All of these conversations about counting species led to the first class activity of the term: measuring biodiversity ourselves. Scientists use a few different metrics for measuring biodiversity: species richness, species evenness, and species turnover.* Tough one is species evenness. For this one take the number of individuals of each species (n) and multiply it by one fewer (n-1), add that up for each species, and divide by the total number of individuals of all of the species (N) multiplied by N-1.
Here are the metrics illustrated in three fictitious island populations of shapes. From left to right, you can see that population one has the highest species richness with five different shape species. Population three only has two species but they’re pretty unique!
This is hardly original, but I’ve got a keen sweet tooth, so I decided I’d bribe them all with bags of candy on day one to illustrate how to calculate these biodiversity metrics. Thanks to my mother for helping sort, count, and make sure there was some tricky diversity grey areas for them to argue over.
I had the class break up into five groups of four, divvy up their candy “species” and calculate the richness and evenness of the species in their bags. Turnover necessitated talking between tables which led to the first “tricky” teachable moment. As hoped for, different tables used different criteria for defining species; small- medium- and large tootsies for some tables were “age classes” and in others separate entities. This is a problem in conservation as well – sometimes populations and species aren’t well defined and so sorting out how best to talk about the diversity present at a site can take a fair bit of work. We had an engaging discussion on whether the strawberry tootsie rolls should be lumped into the chocolate mini rolls which should themselves be lumped with the extra wide tootsie logs.
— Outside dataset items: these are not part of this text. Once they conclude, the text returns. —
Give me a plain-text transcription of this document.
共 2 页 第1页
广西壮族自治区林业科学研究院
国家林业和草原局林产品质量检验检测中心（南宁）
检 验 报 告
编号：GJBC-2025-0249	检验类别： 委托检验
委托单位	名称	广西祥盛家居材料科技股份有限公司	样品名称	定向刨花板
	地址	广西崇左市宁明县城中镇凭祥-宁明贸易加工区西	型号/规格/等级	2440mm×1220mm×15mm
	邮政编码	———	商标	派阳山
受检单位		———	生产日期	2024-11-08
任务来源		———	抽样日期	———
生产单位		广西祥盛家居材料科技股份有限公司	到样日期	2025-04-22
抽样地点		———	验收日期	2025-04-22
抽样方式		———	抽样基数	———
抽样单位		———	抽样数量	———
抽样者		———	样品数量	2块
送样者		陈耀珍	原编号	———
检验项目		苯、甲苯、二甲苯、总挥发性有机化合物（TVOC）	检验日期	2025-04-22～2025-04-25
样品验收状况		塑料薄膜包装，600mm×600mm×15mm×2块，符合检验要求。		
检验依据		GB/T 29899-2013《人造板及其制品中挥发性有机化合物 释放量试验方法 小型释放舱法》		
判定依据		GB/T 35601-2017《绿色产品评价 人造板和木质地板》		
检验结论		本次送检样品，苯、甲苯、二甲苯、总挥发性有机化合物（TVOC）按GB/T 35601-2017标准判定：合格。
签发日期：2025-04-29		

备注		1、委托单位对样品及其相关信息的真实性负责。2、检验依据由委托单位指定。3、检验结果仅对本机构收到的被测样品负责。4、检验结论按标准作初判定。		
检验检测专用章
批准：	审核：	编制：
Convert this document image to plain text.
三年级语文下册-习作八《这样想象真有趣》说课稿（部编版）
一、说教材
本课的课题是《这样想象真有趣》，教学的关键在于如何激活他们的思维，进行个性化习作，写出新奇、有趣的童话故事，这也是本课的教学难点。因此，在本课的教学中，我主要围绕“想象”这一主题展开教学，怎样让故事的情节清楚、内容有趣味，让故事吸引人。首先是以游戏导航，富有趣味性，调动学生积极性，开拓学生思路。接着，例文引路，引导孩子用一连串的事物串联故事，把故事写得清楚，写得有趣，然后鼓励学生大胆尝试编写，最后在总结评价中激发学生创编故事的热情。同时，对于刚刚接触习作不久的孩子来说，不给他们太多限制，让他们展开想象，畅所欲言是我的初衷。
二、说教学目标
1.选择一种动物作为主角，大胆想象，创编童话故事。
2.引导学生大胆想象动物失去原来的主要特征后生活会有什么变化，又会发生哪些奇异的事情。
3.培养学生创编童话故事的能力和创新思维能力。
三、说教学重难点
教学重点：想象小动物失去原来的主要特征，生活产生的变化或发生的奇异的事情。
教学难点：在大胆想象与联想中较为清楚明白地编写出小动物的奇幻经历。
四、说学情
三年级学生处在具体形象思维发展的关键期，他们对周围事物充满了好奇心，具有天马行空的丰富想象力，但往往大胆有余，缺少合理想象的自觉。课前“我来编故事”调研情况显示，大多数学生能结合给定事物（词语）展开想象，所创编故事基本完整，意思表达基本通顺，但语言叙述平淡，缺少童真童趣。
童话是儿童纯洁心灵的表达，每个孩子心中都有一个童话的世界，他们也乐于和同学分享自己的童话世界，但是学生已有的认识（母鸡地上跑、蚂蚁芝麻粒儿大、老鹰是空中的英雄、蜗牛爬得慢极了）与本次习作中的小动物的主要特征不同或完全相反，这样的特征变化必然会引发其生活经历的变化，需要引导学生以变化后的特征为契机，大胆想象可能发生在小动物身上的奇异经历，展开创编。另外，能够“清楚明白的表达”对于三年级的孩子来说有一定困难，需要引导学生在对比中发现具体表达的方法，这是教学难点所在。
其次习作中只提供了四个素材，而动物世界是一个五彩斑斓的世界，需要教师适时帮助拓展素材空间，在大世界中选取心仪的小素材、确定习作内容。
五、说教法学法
Everyone agrees, obviously, that tootsie roll pops are their own species (and a far higher conservation priority!)
To really cement their understanding of diversity I had them go home and calculate diversity of three populations of “things”. They could choose any things they liked – socks in three friends’ drawers – book spine colors on three different book cases – and then calculate diversity, evenness, and turnover. All in all, students did a great job. No one calculated diversity in the dining halls – I was hoping there might be some interesting salad bar calculations, but we got a lot of pictures of shoes to count. Who knew how many species of shoes there are!
I highly recommend this as a diversity assignment that’s easy to do at home, or in a back yard. As an additional extension, consider this similar project trying to assess biodiversity in one cubic foot, in lots of ecosystems all around the globe. E.O. Wilson wrote a terrific National Geographic article about the project here.
*There is a humongous body of literature around the use of different diversity metrics and many strong opinions about which to use and when, so don’t holler at me in the comments about taking the easy way out and focusing on some of the simpler calculations!